Poster Presentation ESA-SRB-ANZOS 2025 in conjunction with ENSA

Severe Prolonged Hypercalcaemia Due to Vitamin D Toxicity: A Case Report  (128720)

Hye Jin Kwon 1 2 , Kay Weng Choy 2 , Suresh Varadarajan 2 , Sandra Neoh 2 3
  1. Monash Health, Clayton, VIC
  2. Northern Health, Epping, VIC
  3. Austin Health, Heidelberg, VIC

 

Introduction

Vitamin D toxicity (VDT) is an uncommon but important cause of hypercalcaemia, increasingly reported due to unregulated supplement use. Management is challenging because of the long half-life and storage of vitamin D in adipose tissue, resulting in prolonged toxicity. 

 

Case Presentation 

A 68-year-old female presented with two-week history of nausea, fatigue, polyuria, constipation, and confusion. She had been taking herbal vitamin D drops of unknown dose for many years. Investigations revealed severe hypercalcaemia (adjusted calcium 4.74 mmol/L), suppressed PTH (0.8 pmol/L), hypokalaemia (2.9 mmol/L). Serum vitamin D levels were markedly elevated (25(OH)D >1100 nmol/L and 1,25(OH)₂D >480 pmol/L). Extensive work-up excluded malignancy and granulomatous disease (Table 1).
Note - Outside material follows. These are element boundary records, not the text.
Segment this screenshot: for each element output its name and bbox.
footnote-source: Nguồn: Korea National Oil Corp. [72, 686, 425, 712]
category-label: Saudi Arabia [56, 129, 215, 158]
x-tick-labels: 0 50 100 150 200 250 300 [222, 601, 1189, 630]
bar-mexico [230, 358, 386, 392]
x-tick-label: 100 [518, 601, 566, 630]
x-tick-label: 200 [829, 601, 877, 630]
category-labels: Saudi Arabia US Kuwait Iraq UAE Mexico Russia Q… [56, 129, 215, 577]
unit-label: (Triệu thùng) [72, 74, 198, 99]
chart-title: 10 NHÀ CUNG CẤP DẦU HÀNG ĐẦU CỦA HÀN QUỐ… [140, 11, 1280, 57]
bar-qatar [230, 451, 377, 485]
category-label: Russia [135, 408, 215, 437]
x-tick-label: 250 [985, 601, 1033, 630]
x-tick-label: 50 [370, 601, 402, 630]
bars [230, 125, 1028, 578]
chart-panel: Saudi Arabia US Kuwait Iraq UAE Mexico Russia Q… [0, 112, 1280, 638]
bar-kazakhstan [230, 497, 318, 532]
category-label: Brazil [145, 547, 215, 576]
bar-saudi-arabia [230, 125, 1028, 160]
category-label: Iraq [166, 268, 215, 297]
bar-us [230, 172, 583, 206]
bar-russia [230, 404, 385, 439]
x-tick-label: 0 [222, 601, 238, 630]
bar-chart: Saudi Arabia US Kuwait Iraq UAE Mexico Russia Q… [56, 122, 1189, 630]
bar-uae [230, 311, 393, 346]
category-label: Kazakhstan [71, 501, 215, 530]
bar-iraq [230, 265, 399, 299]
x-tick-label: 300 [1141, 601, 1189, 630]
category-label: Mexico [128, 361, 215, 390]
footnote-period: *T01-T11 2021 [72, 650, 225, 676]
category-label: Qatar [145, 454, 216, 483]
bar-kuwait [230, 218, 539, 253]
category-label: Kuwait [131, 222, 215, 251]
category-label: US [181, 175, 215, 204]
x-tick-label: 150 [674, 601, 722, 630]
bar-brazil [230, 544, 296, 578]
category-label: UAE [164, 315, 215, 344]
The patient received intravenous hydration, potassium replacement, calcitonin, pamidronate, denosumab, and glucocorticoids. Despite these measures, hypercalcaemia persisted for four months, and vitamin D levels normalised only after nine months (Graph 1, Table 2). Hypokalaemia resolved in parallel with declining serum calcium.

 

Discussion 

VTD is defined as 25(OH)D levels greater than 375 nmol/L,1 in this case, levels were over three times higher. VDT primarily increases intestinal calcium absorption, leading to hypercalcaemia.2 The lipophilic nature of Vitamin D causes slow release from hepatic and adipose stores, prolonging hypercalcaemia despite standard therapies.3 Hypokalaemia, likely due to increased distal tubular calcium delivery and potassium wasting was a notable feature.4 Glucocorticoids play a critical role by reducing 1,25(OH)₂D synthesis and intestinal calcium absorption, yet clearance ultimately depends on time.2,5 

 

Conclusion

This case highlights the severe and prolonged nature of hypercalcaemia in VDT, which is often refractory to conventional treatments. Clinicians should counsel patients on the risks of non-prescribed vitamin D use and ensure regular biochemical monitoring. Extended glucocorticoid therapy may be required, and patients should be counselled for a prolonged course. Interdisciplinary collaboration between endocrinology and primary care is essential for long-term management of VDT.